The ARVO annual meeting is the largest international conference in the field of eye and vision research and is attended by over 10,000 scientists and clinicians from over the world.

To be considered for this award, Dash faced a challenging competition. ARVO receives over 6,000 abstracts from researchers across the world and her research had to be reviewed first by the Lens Scientific Section Committee and placed within the top five abstracts within the section that were considered eligible for an on-site judging session.

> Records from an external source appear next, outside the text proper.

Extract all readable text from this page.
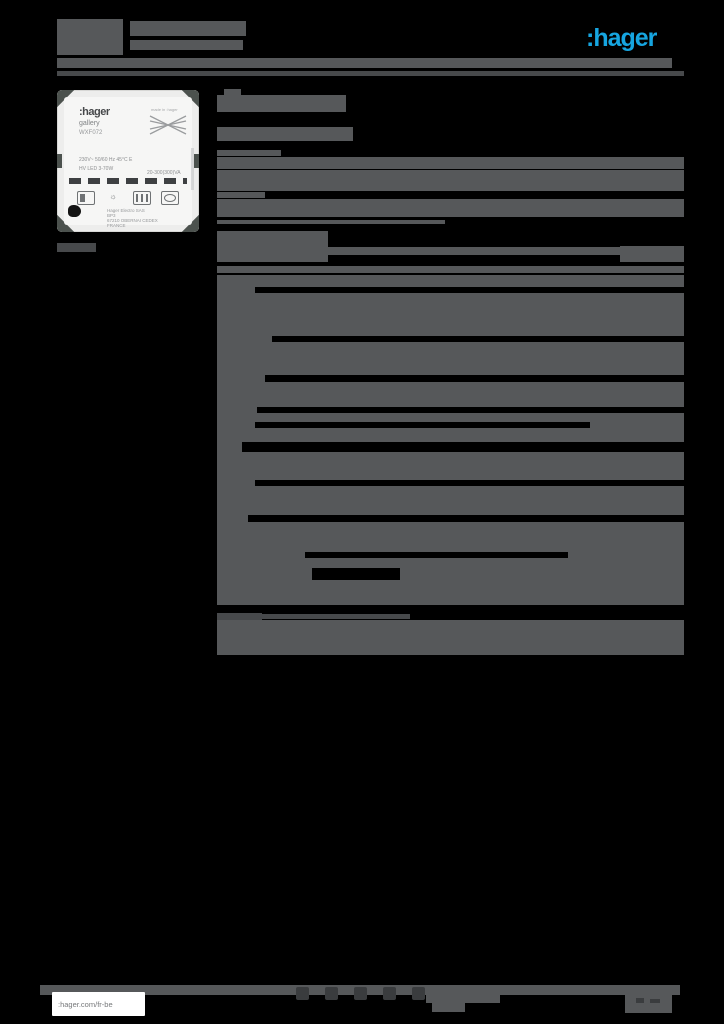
:hager
:hager
gallery
WXF072
made in :hager
230V~ 50/60 Hz 45°C E
HV LED 3-70W
20-300(300)VA
☼
Hager Electro SAS
BP3
67210 OBERNAI CEDEX
FRANCE
:hager.com/fr-be
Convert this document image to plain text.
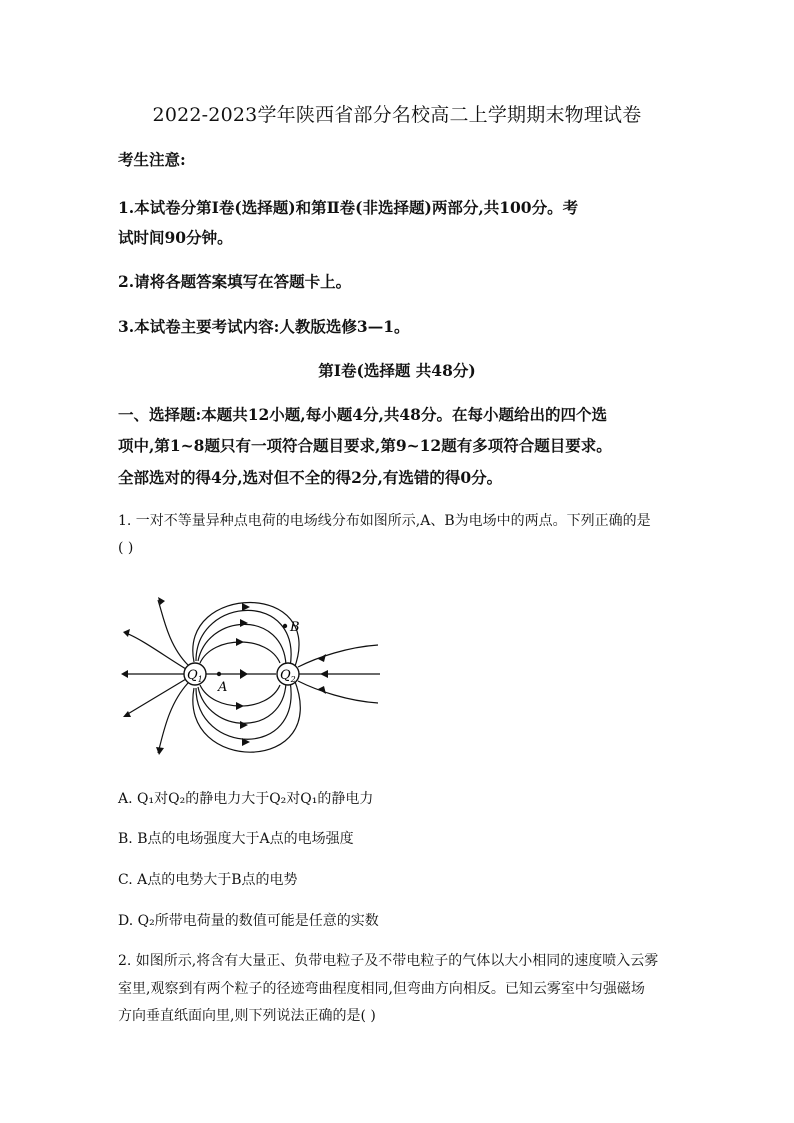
2022-2023学年陕西省部分名校高二上学期期末物理试卷
考生注意:
1.本试卷分第Ⅰ卷(选择题)和第Ⅱ卷(非选择题)两部分,共100分。考
试时间90分钟。
2.请将各题答案填写在答题卡上。
3.本试卷主要考试内容:人教版选修3—1。
第Ⅰ卷(选择题 共48分)
一、选择题:本题共12小题,每小题4分,共48分。在每小题给出的四个选
项中,第1~8题只有一项符合题目要求,第9~12题有多项符合题目要求。
全部选对的得4分,选对但不全的得2分,有选错的得0分。
1. 一对不等量异种点电荷的电场线分布如图所示,A、B为电场中的两点。下列正确的是
( )
$Q_1$	$Q_2$
A
B
A. Q₁对Q₂的静电力大于Q₂对Q₁的静电力
B. B点的电场强度大于A点的电场强度
C. A点的电势大于B点的电势
D. Q₂所带电荷量的数值可能是任意的实数
2. 如图所示,将含有大量正、负带电粒子及不带电粒子的气体以大小相同的速度喷入云雾
室里,观察到有两个粒子的径迹弯曲程度相同,但弯曲方向相反。已知云雾室中匀强磁场
方向垂直纸面向里,则下列说法正确的是( )
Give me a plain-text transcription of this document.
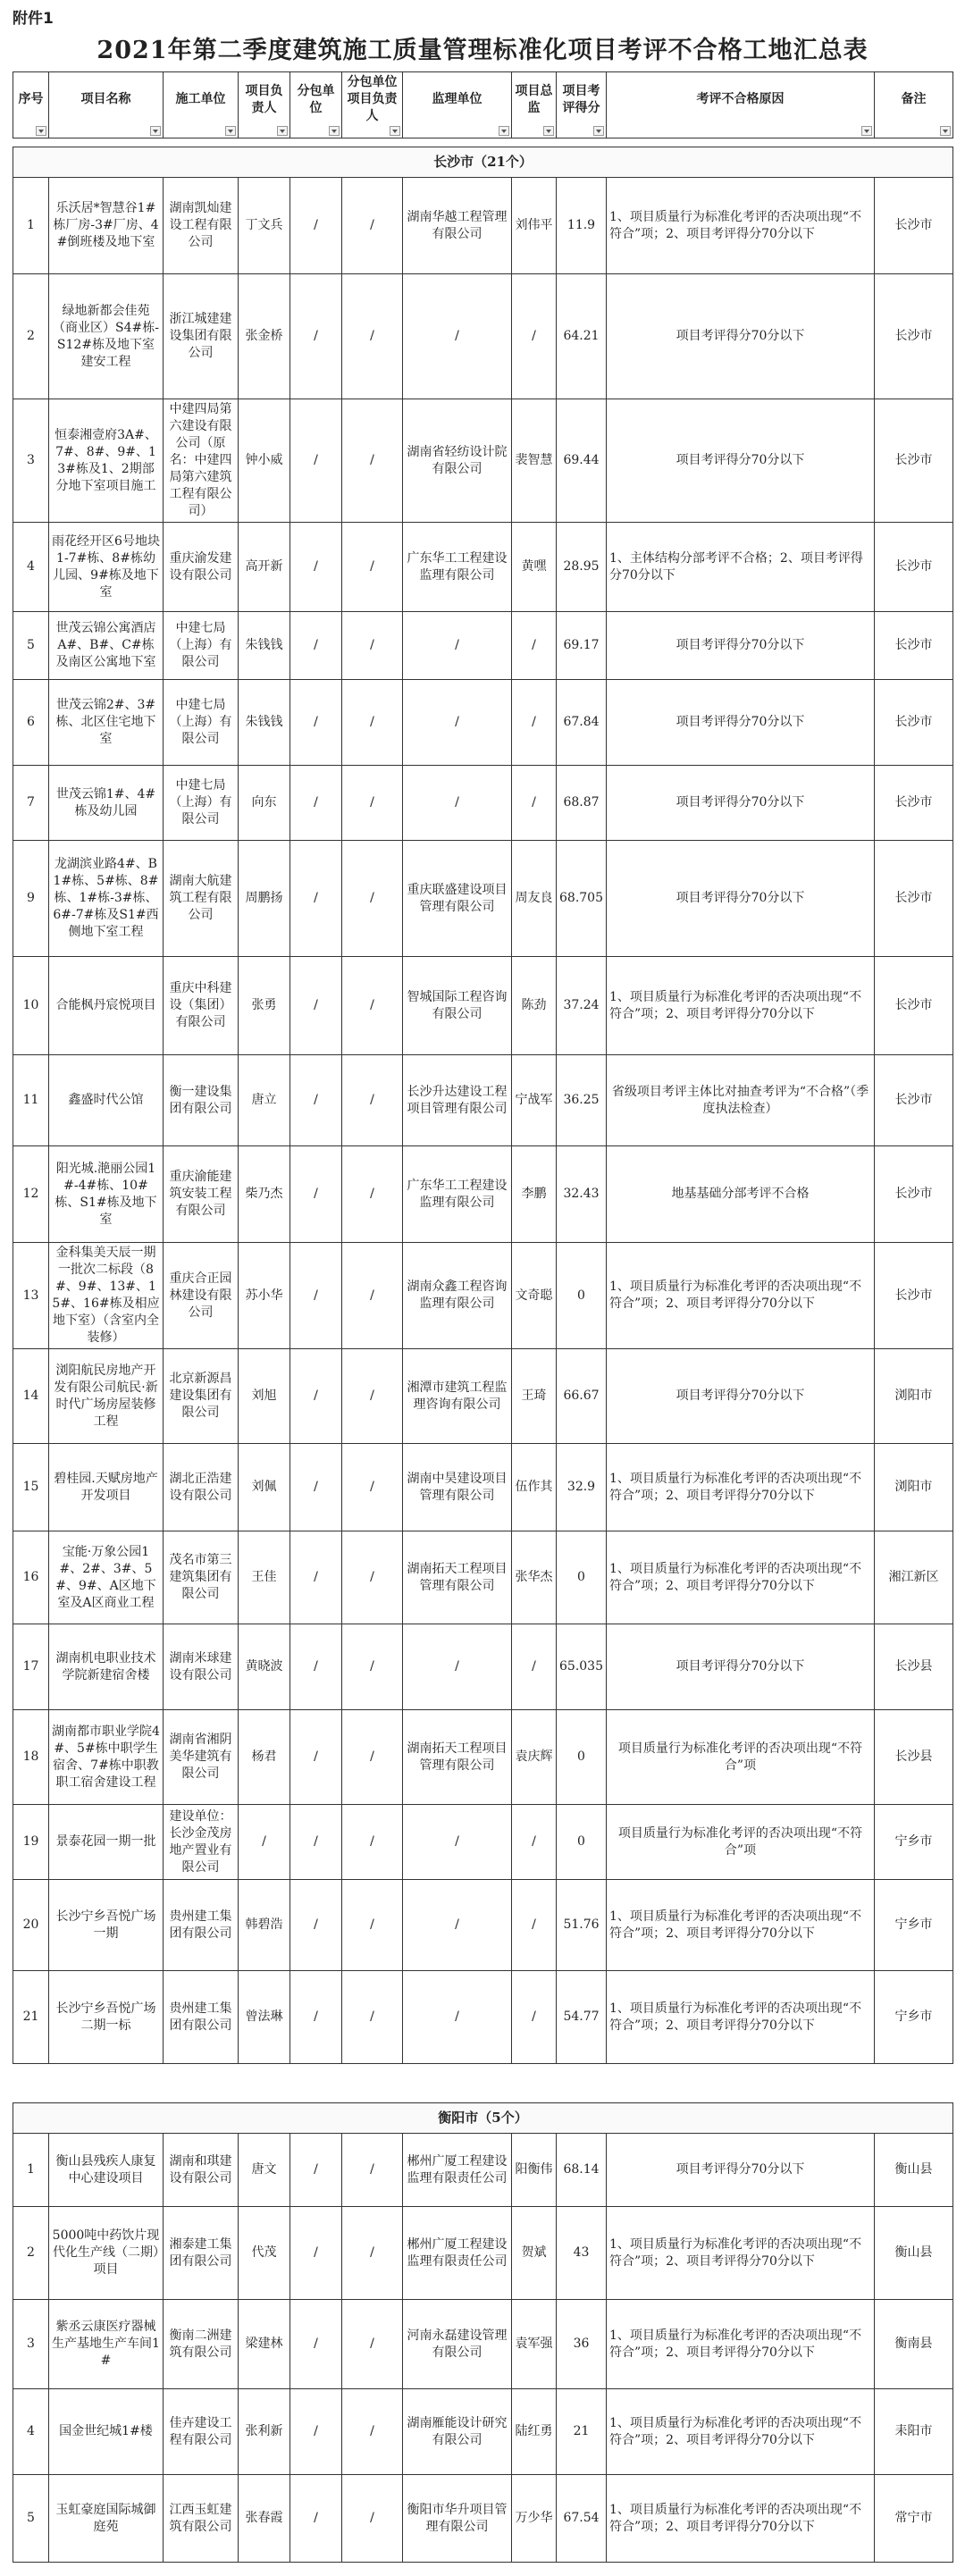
附件1
2021年第二季度建筑施工质量管理标准化项目考评不合格工地汇总表
序号	项目名称	施工单位	项目负责人	分包单位	分包单位项目负责人	监理单位	项目总监	项目考评得分	考评不合格原因	备注

长沙市（21个）										
1	乐沃居*智慧谷1#栋厂房-3#厂房、4#倒班楼及地下室	湖南凯灿建设工程有限公司	丁文兵	/	/	湖南华越工程管理有限公司	刘伟平	11.9	1、项目质量行为标准化考评的否决项出现“不符合”项；2、项目考评得分70分以下	长沙市
2	绿地新都会佳苑（商业区）S4#栋-S12#栋及地下室建安工程	浙江城建建设集团有限公司	张金桥	/	/	/	/	64.21	项目考评得分70分以下	长沙市
3	恒泰湘壹府3A#、7#、8#、9#、13#栋及1、2期部分地下室项目施工	中建四局第六建设有限公司（原名：中建四局第六建筑工程有限公司）	钟小威	/	/	湖南省轻纺设计院有限公司	裴智慧	69.44	项目考评得分70分以下	长沙市
4	雨花经开区6号地块 1-7#栋、8#栋幼儿园、9#栋及地下室	重庆渝发建设有限公司	高开新	/	/	广东华工工程建设监理有限公司	黄嘿	28.95	1、主体结构分部考评不合格；2、项目考评得分70分以下	长沙市
5	世茂云锦公寓酒店A#、B#、C#栋及南区公寓地下室	中建七局（上海）有限公司	朱钱钱	/	/	/	/	69.17	项目考评得分70分以下	长沙市
6	世茂云锦2#、3#栋、北区住宅地下室	中建七局（上海）有限公司	朱钱钱	/	/	/	/	67.84	项目考评得分70分以下	长沙市
7	世茂云锦1#、4#栋及幼儿园	中建七局（上海）有限公司	向东	/	/	/	/	68.87	项目考评得分70分以下	长沙市
9	龙湖滨业路4#、B1#栋、5#栋、8#栋、1#栋-3#栋、6#-7#栋及S1#西侧地下室工程	湖南大航建筑工程有限公司	周鹏扬	/	/	重庆联盛建设项目管理有限公司	周友良	68.705	项目考评得分70分以下	长沙市
10	合能枫丹宸悦项目	重庆中科建设（集团）有限公司	张勇	/	/	智城国际工程咨询有限公司	陈劲	37.24	1、项目质量行为标准化考评的否决项出现“不符合”项；2、项目考评得分70分以下	长沙市
11	鑫盛时代公馆	衡一建设集团有限公司	唐立	/	/	长沙升达建设工程项目管理有限公司	宁战军	36.25	省级项目考评主体比对抽查考评为“不合格”（季度执法检查）	长沙市
12	阳光城.滟丽公园1#-4#栋、10#栋、S1#栋及地下室	重庆渝能建筑安装工程有限公司	柴乃杰	/	/	广东华工工程建设监理有限公司	李鹏	32.43	地基基础分部考评不合格	长沙市
13	金科集美天辰一期一批次二标段（8#、9#、13#、15#、16#栋及相应地下室）（含室内全装修）	重庆合正园林建设有限公司	苏小华	/	/	湖南众鑫工程咨询监理有限公司	文奇聪	0	1、项目质量行为标准化考评的否决项出现“不符合”项；2、项目考评得分70分以下	长沙市
14	浏阳航民房地产开发有限公司航民·新时代广场房屋装修工程	北京新源昌建设集团有限公司	刘旭	/	/	湘潭市建筑工程监理咨询有限公司	王琦	66.67	项目考评得分70分以下	浏阳市
15	碧桂园.天赋房地产开发项目	湖北正浩建设有限公司	刘佩	/	/	湖南中昊建设项目管理有限公司	伍作其	32.9	1、项目质量行为标准化考评的否决项出现“不符合”项；2、项目考评得分70分以下	浏阳市
16	宝能·万象公园1#、2#、3#、5#、9#、A区地下室及A区商业工程	茂名市第三建筑集团有限公司	王佳	/	/	湖南拓天工程项目管理有限公司	张华杰	0	1、项目质量行为标准化考评的否决项出现“不符合”项；2、项目考评得分70分以下	湘江新区
17	湖南机电职业技术学院新建宿舍楼	湖南米球建设有限公司	黄晓波	/	/	/	/	65.035	项目考评得分70分以下	长沙县
18	湖南都市职业学院4#、5#栋中职学生宿舍、7#栋中职教职工宿舍建设工程	湖南省湘阴美华建筑有限公司	杨君	/	/	湖南拓天工程项目管理有限公司	袁庆辉	0	项目质量行为标准化考评的否决项出现“不符合”项	长沙县
19	景泰花园一期一批	建设单位：长沙金茂房地产置业有限公司	/	/	/	/	/	0	项目质量行为标准化考评的否决项出现“不符合”项	宁乡市
20	长沙宁乡吾悦广场一期	贵州建工集团有限公司	韩碧浩	/	/	/	/	51.76	1、项目质量行为标准化考评的否决项出现“不符合”项；2、项目考评得分70分以下	宁乡市
21	长沙宁乡吾悦广场二期一标	贵州建工集团有限公司	曾法琳	/	/	/	/	54.77	1、项目质量行为标准化考评的否决项出现“不符合”项；2、项目考评得分70分以下	宁乡市

衡阳市（5个）										
1	衡山县残疾人康复中心建设项目	湖南和琪建设有限公司	唐文	/	/	郴州广厦工程建设监理有限责任公司	阳衡伟	68.14	项目考评得分70分以下	衡山县
2	5000吨中药饮片现代化生产线（二期）项目	湘泰建工集团有限公司	代茂	/	/	郴州广厦工程建设监理有限责任公司	贺斌	43	1、项目质量行为标准化考评的否决项出现“不符合”项；2、项目考评得分70分以下	衡山县
3	紫丞云康医疗器械生产基地生产车间1#	衡南二洲建筑有限公司	梁建林	/	/	河南永磊建设管理有限公司	袁军强	36	1、项目质量行为标准化考评的否决项出现“不符合”项；2、项目考评得分70分以下	衡南县
4	国金世纪城1#楼	佳卉建设工程有限公司	张利新	/	/	湖南雁能设计研究有限公司	陆红勇	21	1、项目质量行为标准化考评的否决项出现“不符合”项；2、项目考评得分70分以下	耒阳市
5	玉虹豪庭国际城御庭苑	江西玉虹建筑有限公司	张春霞	/	/	衡阳市华升项目管理有限公司	万少华	67.54	1、项目质量行为标准化考评的否决项出现“不符合”项；2、项目考评得分70分以下	常宁市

This year, UD had three students who placed among the top five in the Lens Section, the other two students being Smriti Agrawal, a graduate student from Lachke’s laboratory, and Yichen Wang, a graduate student from the laboratory of Melinda Duncan, professor, also in the Department of Biological Sciences. 

Based on Dash’s outstanding research and presentation, an international panel of three judges placed her firstin the entire Lens Section, winning her the MIT Outstanding Poster Award that comes with a certificate and cash prize.  

Research in Lachke’s laboratory at UD is funded by the National Institutes of Health, The Pew Charitable Trusts Scholars Program in Biomedical Sciences, and the Knights Templar Eye Foundation.